Consequently, Mr. Lynn argues, DoD will need a new approach to acquisition. It will have to focus less on competition between the large defense prime contractors to produce major platforms and more on competition among the mid and smaller-size firms for payloads, systems and specific niche technologies. This new approach will have to make greater use of commercial technologies and leverage the massive productive capacity of firms that sell primarily into the commercial marketplace. Finally, because commercial production has gone global, DoD will need to think about its industrial base in global terms.
This last point should be self-evident to Pentagon leaders. Their premier acquisition program, the F-35 Joint Strike Fighter, is an international program with eight countries that have pooled their resources to support R&D and are participating in production activities. Without international collaboration and foreign sales, the program might have been unsustainable even by a nation as wealthy as the United States. Moreover, partner countries such as the United Kingdom and Italy have provided a number of critical technologies. The current competition to replace the Air Force’s aging T-38 jet trainer aircraft involves four teams, each of which consists of a major U.S. company teamed with at least one significant foreign partner. One team consists of Finmeccanica’s Alenia Aermacchi North America division in partnership with General Dynamics.

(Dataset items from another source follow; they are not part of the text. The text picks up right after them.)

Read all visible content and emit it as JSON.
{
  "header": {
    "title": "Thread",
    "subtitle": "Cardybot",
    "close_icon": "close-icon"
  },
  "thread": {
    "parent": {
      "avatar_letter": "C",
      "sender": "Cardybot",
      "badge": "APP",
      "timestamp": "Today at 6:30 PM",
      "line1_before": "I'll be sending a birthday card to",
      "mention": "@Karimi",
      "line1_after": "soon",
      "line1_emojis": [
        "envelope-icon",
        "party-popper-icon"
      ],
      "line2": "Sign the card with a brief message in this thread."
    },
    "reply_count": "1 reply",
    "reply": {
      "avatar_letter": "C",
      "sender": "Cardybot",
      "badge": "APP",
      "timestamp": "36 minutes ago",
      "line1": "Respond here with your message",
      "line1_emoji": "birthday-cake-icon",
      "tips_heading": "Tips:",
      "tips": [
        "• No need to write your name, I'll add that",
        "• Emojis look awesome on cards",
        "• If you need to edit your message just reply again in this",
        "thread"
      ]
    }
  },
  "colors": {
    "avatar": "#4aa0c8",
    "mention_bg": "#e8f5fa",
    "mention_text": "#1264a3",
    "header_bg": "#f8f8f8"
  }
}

Mr. Lynn identified a number of steps that must be taken to move DoD along the path to a more globally and commercially-centered acquisition system. One of these is to revamp the current export control system in order to focus security on a small number of extremely high value, even game changing technologies. Another step is to open the defense acquisition space to more commercial competitors. In order to do this, Mr. Lynn opined, it will be necessary to reduce the special federal acquisition regulations and pare back the deadly weight of unique DoD accounting and contracting practices. Of course, for such a change to have any meaning, the Pentagon will have to put a halt to its habit of buying commercial items and then demanding that the selling company produce certified cost and pricing data. Finally, U.S. acquisition officials will need to develop a culture of trust that encompasses both commercial U.S. companies and international providers.